O homem parecia deslocado na festa. Seu terno estava amassado, e o álcool parecia escorrer nos seus olhos. A menina começou a beijá-lo. Eles tinham uma história. Momento depois, ele saiu andando. Ela começou a conversar, tentando fazer sentido do comportamento incoerente:

-Onde você está indo?

-Para longe.

-Porque?

-Você.

-O que diabos eu fiz?

-Você é famosa por encontrar alguém e destruir a sua vida. Entrar na mente; criar jogos. De repente, sumir. Deixando um vazio que parece um buraco sufocante. Você cria uma história sobre o amor, e contaria o mesmo refrão para qualquer um. Quando se enjoa, acaba sumindo. Criando outra história. Sem ligar os rastros de sangue deixados pelo chão.

-Você é maluco.

-Pensa bem. Qual ex-namorado seu ficou bem depois do término? Você consome os espíritos até não restar mais nada.

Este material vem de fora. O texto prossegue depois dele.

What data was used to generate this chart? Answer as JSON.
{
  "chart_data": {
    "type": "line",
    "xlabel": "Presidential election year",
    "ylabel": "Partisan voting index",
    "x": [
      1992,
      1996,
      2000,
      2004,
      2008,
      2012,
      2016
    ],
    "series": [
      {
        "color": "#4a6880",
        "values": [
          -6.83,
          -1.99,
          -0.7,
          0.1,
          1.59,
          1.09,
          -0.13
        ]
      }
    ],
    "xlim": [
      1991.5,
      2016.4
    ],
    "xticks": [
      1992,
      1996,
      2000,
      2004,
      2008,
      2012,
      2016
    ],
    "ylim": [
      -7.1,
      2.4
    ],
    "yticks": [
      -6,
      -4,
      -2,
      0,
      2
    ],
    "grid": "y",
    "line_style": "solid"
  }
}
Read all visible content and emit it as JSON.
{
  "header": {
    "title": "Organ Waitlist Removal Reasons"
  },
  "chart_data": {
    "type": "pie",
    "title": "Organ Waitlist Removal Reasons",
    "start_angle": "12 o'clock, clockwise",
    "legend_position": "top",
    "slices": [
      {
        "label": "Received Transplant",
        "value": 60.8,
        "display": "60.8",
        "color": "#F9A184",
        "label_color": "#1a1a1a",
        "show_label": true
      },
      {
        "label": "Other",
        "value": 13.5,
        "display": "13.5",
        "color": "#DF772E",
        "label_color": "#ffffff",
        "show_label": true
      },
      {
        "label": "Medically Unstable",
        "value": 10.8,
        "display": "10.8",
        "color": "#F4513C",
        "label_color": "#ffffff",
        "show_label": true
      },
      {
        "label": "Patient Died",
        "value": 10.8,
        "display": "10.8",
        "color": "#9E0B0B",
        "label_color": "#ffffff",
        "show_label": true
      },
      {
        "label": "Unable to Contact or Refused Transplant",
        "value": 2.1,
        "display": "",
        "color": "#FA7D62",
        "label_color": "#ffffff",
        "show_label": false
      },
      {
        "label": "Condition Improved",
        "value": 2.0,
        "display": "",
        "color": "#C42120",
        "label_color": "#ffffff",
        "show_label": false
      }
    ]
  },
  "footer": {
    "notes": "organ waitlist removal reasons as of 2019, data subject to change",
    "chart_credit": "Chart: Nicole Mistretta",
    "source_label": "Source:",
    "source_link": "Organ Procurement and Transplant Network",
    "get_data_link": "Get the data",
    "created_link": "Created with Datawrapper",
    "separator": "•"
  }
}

-Eu não sou assim, você não se lembra dos bons momentos?

-Lógico que lembro. Assim como lembro que antes de morrerem nos penhascos do mar, os homens adoravam os cantos das sereias.

-Você não faz sentido. Eu te amo.

-Para quantas pessoas e quantas vezes você já disse isso?

-Isso não diminuiu o que estou falando.

-Tudo repetido ao absurdo não faz mais sentido.

-Porque tanto ódio?
            O homem não sabia mais o que repetir. Queria explicar para ela que era um mal de geração, mas que ele não era mais capaz de lidar com tais problemas. Ele não queria vidas destruídas e narrativas incoerentes. Ele queria a calma de um longo domingo na praia. Queria saber que seus medos seriam extintos pelo cotidiano. Um nome assustador e mortífero para qualquer romance emocionante, mas ele já não queria que sua vida fosse uma obra literária. Queria um final entediante, sem mortes ou mordomos assassinos.
            Ele imaginou que se não podia mais acreditar no amor, faria o movimento contrário. Se o homem que cria a história pensa que acordou de um sonho. Mesmo não tendo nenhum amor, ele escreve e vive como se tivesse algum para lhe dar significado. É uma farsa nobre criar uma narrativa de amor ideal. Uma piada de um riso irônico imaginar a vida como se ela fosse o melhor de nós todos. Assim, lidar com as pessoas como se suas narrativas pudessem lhe fazer sentido. Sua ficção haveria de ser bela, ele pensou. A mulher da casa do grande poeta, a mulher que lhe abandonou com o guardanapo nas mãos e a mulher que gritou na boate seriam um ruído todo retorcido de sonhos irrealizáveis. Era finalmente capaz de escrever sua cartografia.
            Bukowski então viria a ser um dos seus mais novos amigos. O homem que amou as mulheres com tanta intensidade que teve que passar o resto dos seus dias em total solidão. O homem que levou tão a sério o argumento que devemos crias mapas próprios que desistiu dos mapas alheios. Sabia que não haveria salvação na figura romântica, mas mesmo assim impôs sua sensibilidade ao papel. Sonhando que houvesse uma esperança de redenção. Não tente, ele riria ao repetir tais palavras. Escreva na minha lapide, inscreva na sua pele, e viva como se tudo fosse possível, mesmo sabendo de todas as impossibilidades. Era esse o código por qual ele haveria de viver. Tirando seu terno e colocando na cadeira, escutando a música sobre um amor que nunca vai acontecer e tendo fé que isso já não fazia qualquer diferença.